Well. She is somewhat disturbed at that time. Firstly, what was
she going to do after the takeoff? It's not as if she had a lot
of options. She was doomed when she broke to run.

But it's a minor issue really. The main idea is that Yomi was
doomed many years ago, when she was unable to handle constantly
being pecked by Tomo. That's when it was all decided. This is why
her death did not have effect on Tomo, philosophically speaking.
It was only some walking shell. Sooner or later, it was all the same.

Granted, some spark of old Yomi has remained, sometimes to flash.
That's why she did not kill Tomo. It's basically a "Darth Vader"
pattern, only there is no reconciliation. It's more realistic, I think.

And you leave Tomo convinced that Yomi is still out there somewhere.

This is Azumanga fanfiction, not some action flick. Tomo has to
continue her ignorant existence, because this is what Yomi died for.
Look at it this way. Yomi knew that she were doomed. No matter how
clever a terrorist you are, sooner or later, you make a mistake.
She had a choice: to take Tomo with her, or go down alone.

Of course, my target is to hide necessary hints inside the fic,
so that these explanations were unnecessary. I suppose I fail at that.

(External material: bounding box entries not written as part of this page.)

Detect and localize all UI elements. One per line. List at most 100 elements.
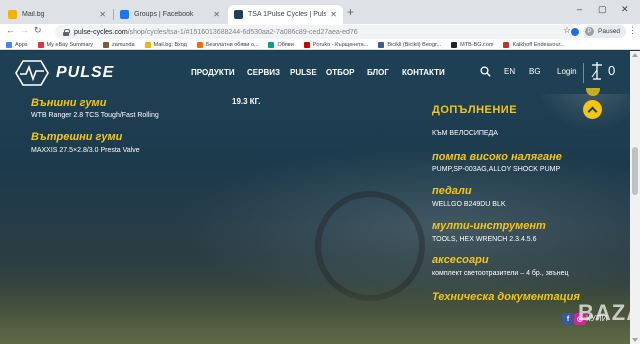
bookmark-label: Безплатни обяви о...	[205, 41, 259, 48]
bookmark-zamunda[interactable]: zamunda	[103, 41, 135, 48]
nav-blog[interactable]: БЛОГ	[367, 68, 389, 77]
avatar: P	[585, 27, 594, 36]
tab-strip: Mail.bg ✕ Groups | Facebook ✕ TSA 1Pulse…	[0, 0, 640, 24]
scroll-down-arrow-icon[interactable]	[632, 338, 638, 342]
profile-button[interactable]: P Paused	[583, 25, 627, 38]
extension-icon[interactable]	[571, 28, 579, 36]
zamunda-icon	[103, 41, 110, 48]
youtube-icon	[503, 41, 510, 48]
close-icon[interactable]: ✕	[330, 10, 337, 19]
tab-title: TSA 1Pulse Cycles | Pulse Cycles	[248, 11, 327, 18]
spec-heading-inner-tubes: Вътрешни гуми	[31, 131, 123, 143]
web-page: PULSE ПРОДУКТИ СЕРВИЗ PULSE ОТБОР БЛОГ К…	[0, 51, 630, 344]
bookmark-label: Apps	[15, 41, 28, 48]
tab-title: Mail.bg	[22, 11, 45, 18]
spec-value-multitool: TOOLS, HEX WRENCH 2.3.4.5.6	[432, 236, 537, 243]
bookmark-ebay[interactable]: My eBay Summary	[37, 41, 94, 48]
profile-status-label: Paused	[598, 28, 621, 35]
minimize-button[interactable]: –	[577, 4, 582, 14]
tab-facebook[interactable]: Groups | Facebook ✕	[114, 5, 226, 24]
browser-window: Mail.bg ✕ Groups | Facebook ✕ TSA 1Pulse…	[0, 0, 640, 344]
address-bar[interactable]: pulse-cycles.com /shop/cycles/tsa-1/#151…	[55, 25, 575, 39]
nav-team[interactable]: ОТБОР	[326, 68, 354, 77]
url-host: pulse-cycles.com	[74, 28, 128, 36]
apps-grid-icon	[6, 41, 12, 48]
spec-heading-accessories: аксесоари	[432, 254, 489, 266]
pulse-logo-icon[interactable]	[15, 60, 49, 86]
lock-icon	[63, 29, 70, 36]
tab-title: Groups | Facebook	[134, 11, 194, 18]
tab-mail-bg[interactable]: Mail.bg ✕	[2, 5, 112, 24]
url-path: /shop/cycles/tsa-1/#1516013688244-6d530a…	[127, 28, 358, 36]
bookmark-poruko[interactable]: Poruko - Кърщенета...	[303, 41, 369, 48]
facebook-favicon-icon	[120, 10, 129, 19]
bookmark-label: Kalkhoff Endeavour...	[512, 41, 565, 48]
scroll-up-arrow-icon[interactable]	[632, 53, 638, 57]
obiavi-icon	[268, 41, 275, 48]
bookmark-obiavi[interactable]: Обяви	[268, 41, 294, 48]
nav-service[interactable]: СЕРВИЗ	[247, 68, 280, 77]
mtb-bg-icon	[451, 41, 458, 48]
back-arrow-icon[interactable]: ←	[6, 25, 15, 35]
buy-label[interactable]: КУПИ	[586, 314, 607, 323]
cart-count[interactable]: 0	[608, 63, 615, 78]
brand-name[interactable]: PULSE	[56, 64, 114, 82]
spec-value-pedals: WELLGO B249DU BLK	[432, 201, 506, 208]
bookmark-kalkhoff[interactable]: Kalkhoff Endeavour...	[503, 41, 565, 48]
spec-heading-outer-tires: Външни гуми	[31, 97, 107, 109]
spec-heading-pump: помпа високо налягане	[432, 151, 562, 163]
scrollbar-thumb[interactable]	[632, 147, 638, 195]
new-tab-button[interactable]: +	[347, 5, 354, 19]
close-icon[interactable]: ✕	[213, 10, 220, 19]
facebook-icon[interactable]: f	[562, 313, 574, 325]
addon-subtitle: КЪМ ВЕЛОСИПЕДА	[432, 130, 498, 137]
bookmark-mtb-bg[interactable]: MTB-BG.com	[451, 41, 494, 48]
ads-icon	[196, 41, 203, 48]
tab-pulse-cycles[interactable]: TSA 1Pulse Cycles | Pulse Cycles ✕	[228, 5, 343, 24]
scroll-to-top-button[interactable]	[583, 100, 602, 119]
bookmark-mail-bg[interactable]: Mail.bg: Вход	[144, 41, 187, 48]
browser-toolbar: ← → ↻ pulse-cycles.com /shop/cycles/tsa-…	[0, 24, 640, 40]
header-divider	[583, 63, 584, 83]
search-icon[interactable]	[480, 66, 491, 77]
bookmark-label: Mail.bg: Вход	[153, 41, 187, 48]
maximize-button[interactable]: ▢	[598, 4, 607, 15]
bike-weight: 19.3 КГ.	[232, 97, 261, 106]
bookmarks-bar: Apps My eBay Summary zamunda Mail.bg: Вх…	[0, 40, 640, 50]
site-header: PULSE ПРОДУКТИ СЕРВИЗ PULSE ОТБОР БЛОГ К…	[0, 51, 630, 94]
ebay-icon	[37, 41, 44, 48]
spec-heading-pedals: педали	[432, 185, 472, 197]
nav-contacts[interactable]: КОНТАКТИ	[402, 68, 445, 77]
lang-en[interactable]: EN	[504, 67, 515, 76]
spec-heading-multitool: мулти-инструмент	[432, 220, 546, 232]
mail-bg-icon	[144, 41, 151, 48]
spec-value-pump: PUMP,SP-003AG,ALLOY SHOCK PUMP	[432, 166, 561, 173]
bookmark-apps[interactable]: Apps	[6, 41, 28, 48]
spec-value-inner-tubes: MAXXIS 27.5×2.8/3.0 Presta Valve	[31, 147, 140, 154]
bookmark-bicikli[interactable]: Bicikli (Bicikli) Beogr...	[378, 41, 442, 48]
bookmark-label: My eBay Summary	[46, 41, 94, 48]
spec-heading-tech-docs[interactable]: Техническа документация	[432, 291, 580, 303]
bookmark-label: Обяви	[277, 41, 294, 48]
lang-bg[interactable]: BG	[529, 67, 541, 76]
bookmark-label: zamunda	[112, 41, 135, 48]
vertical-scrollbar[interactable]	[630, 51, 640, 344]
bike-cart-icon[interactable]	[591, 61, 603, 81]
bookmark-label: Bicikli (Bicikli) Beogr...	[387, 41, 442, 48]
mail-bg-favicon-icon	[8, 10, 17, 19]
bookmark-star-icon[interactable]: ☆	[563, 25, 571, 36]
login-link[interactable]: Login	[557, 67, 577, 76]
spec-value-outer-tires: WTB Ranger 2.8 TCS Tough/Fast Rolling	[31, 112, 159, 119]
nav-pulse[interactable]: PULSE	[290, 68, 317, 77]
bookmark-free-ads[interactable]: Безплатни обяви о...	[196, 41, 259, 48]
kebab-menu-icon[interactable]: ⋮	[628, 25, 637, 36]
close-window-button[interactable]: ✕	[621, 4, 629, 15]
poruko-icon	[303, 41, 310, 48]
spec-value-accessories: комплект светоотразители – 4 бр., звънец	[432, 270, 569, 277]
forward-arrow-icon[interactable]: →	[20, 25, 29, 35]
bookmark-label: Poruko - Кърщенета...	[312, 41, 369, 48]
close-icon[interactable]: ✕	[99, 10, 106, 19]
nav-products[interactable]: ПРОДУКТИ	[191, 68, 235, 77]
reload-icon[interactable]: ↻	[34, 25, 42, 36]
bookmark-label: MTB-BG.com	[460, 41, 494, 48]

For instance, try this on:  add a short scene before the last one, 
cutting back to Yomi on
the rooftop, looking directly into Tomo's eyes.  And Tomo is looking 
back at her,
having spotted Yomi on the root (you might or might not leave it 
ambiguous whether
Tomo recognizes her).  And Yomi finds that she can't pull the trigger 
when she's
looking Tomo in the eyes like that, which upsets her, and then she gets 
careless
during her getaway (or whatever she really did at the airport).

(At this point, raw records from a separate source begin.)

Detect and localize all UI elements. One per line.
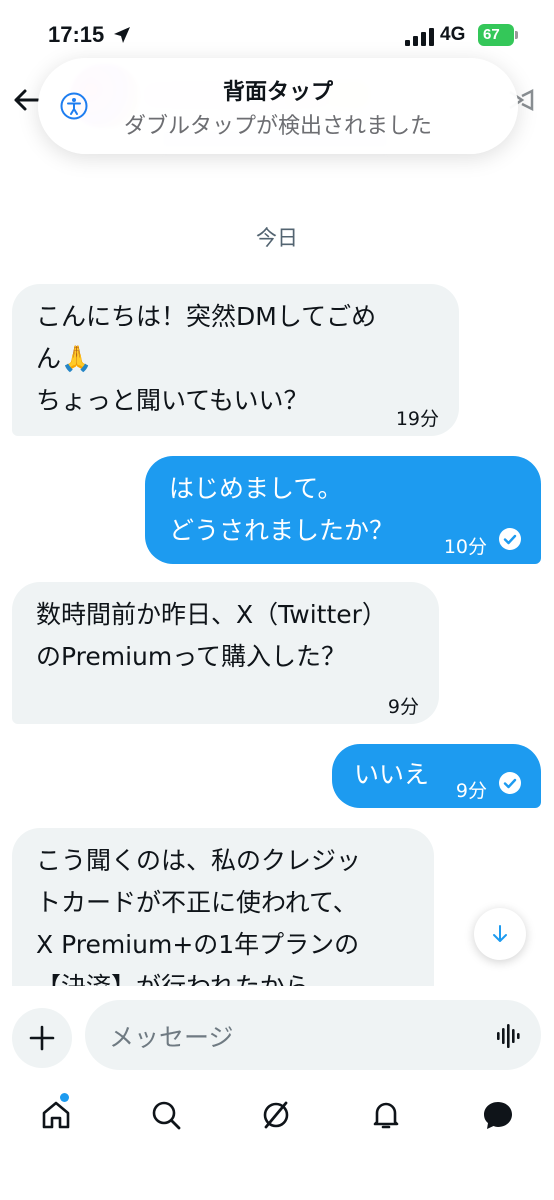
back-arrow-icon[interactable] (12, 86, 40, 114)
notifications-icon (373, 1102, 399, 1129)
message-text: X Premium+の1年プランの (36, 930, 360, 959)
message-outgoing[interactable]: いいえ 9分 (332, 744, 541, 808)
grok-icon (263, 1101, 289, 1129)
message-timestamp: 9分 (387, 696, 419, 718)
message-incoming[interactable]: こんにちは！突然DMしてごめ ん🙏 ちょっと聞いてもいい？ 19分 (12, 284, 459, 436)
arrow-down-icon (493, 925, 507, 942)
message-text: はじめまして。 (169, 474, 343, 503)
message-text: のPremiumって購入した？ (36, 642, 346, 671)
status-time: 17:15 (48, 22, 105, 47)
read-receipt-icon (499, 528, 521, 550)
voice-message-icon[interactable] (497, 1024, 523, 1048)
message-text: 【決済】が行われたから (36, 972, 310, 988)
banner-title: 背面タップ (222, 80, 333, 105)
battery-level: 67 (478, 24, 514, 46)
date-separator: 今日 (256, 226, 298, 250)
message-incoming[interactable]: 数時間前か昨日、X（Twitter） のPremiumって購入した？ 9分 (12, 582, 439, 724)
add-media-button[interactable] (12, 1008, 72, 1068)
messages-icon (484, 1102, 512, 1129)
message-text: ん🙏 (36, 344, 93, 373)
message-text: トカードが不正に使われて、 (36, 888, 358, 917)
tab-messages[interactable] (478, 1095, 518, 1135)
back-tap-banner[interactable]: 背面タップ ダブルタップが検出されました (38, 58, 518, 154)
location-arrow-icon (114, 27, 130, 43)
message-incoming[interactable]: こう聞くのは、私のクレジッ トカードが不正に使われて、 X Premium+の1… (12, 828, 434, 988)
message-text: こんにちは！突然DMしてごめ (36, 302, 377, 331)
plus-icon (29, 1025, 55, 1051)
tab-notifications[interactable] (366, 1095, 406, 1135)
message-text: こう聞くのは、私のクレジッ (36, 846, 362, 875)
scroll-to-bottom-button[interactable] (474, 908, 526, 960)
battery-icon (515, 31, 518, 39)
network-type: 4G (440, 24, 466, 45)
banner-subtitle: ダブルタップが検出されました (123, 114, 432, 139)
search-icon (152, 1101, 181, 1130)
home-icon (42, 1101, 70, 1129)
tab-home[interactable] (36, 1095, 76, 1135)
cellular-signal-icon (405, 28, 434, 46)
message-text: 数時間前か昨日、X（Twitter） (36, 600, 387, 629)
notification-badge (60, 1093, 69, 1102)
tab-search[interactable] (146, 1095, 186, 1135)
read-receipt-icon (499, 772, 521, 794)
message-timestamp: 19分 (395, 408, 439, 430)
tab-grok[interactable] (256, 1095, 296, 1135)
message-timestamp: 9分 (455, 780, 487, 802)
message-outgoing[interactable]: はじめまして。 どうされましたか？ 10分 (145, 456, 541, 564)
message-placeholder: メッセージ (109, 1023, 234, 1052)
message-timestamp: 10分 (443, 536, 487, 558)
message-input[interactable]: メッセージ (85, 1000, 541, 1070)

This sounds a little cheap, but more importantly see above about the
way I wish to portray Tomo.

I really like stories where Tomo is given a chance at redemption,
such as in Zoltan's case where she sees her own gravestone with the
inscription "WORTHLESS". If she knew that Yomi skipped out, it might
have been something to prompt her to rethink her life. I am not sure
it would be to the good for her at this stage though. She might lose
motivation at work now that the quest was over. Her self-image would
be shattered, and right in time for a mid-life crisis.

But doing anything like that would turn everything in the story
on its ear. It would change the focus from Tomo and Yomi to
Tomo coming to grips with the new reality. Angsty :-)

I don't think I can write it convincingly, and I don't have time
to try (fortunately or unfortunately).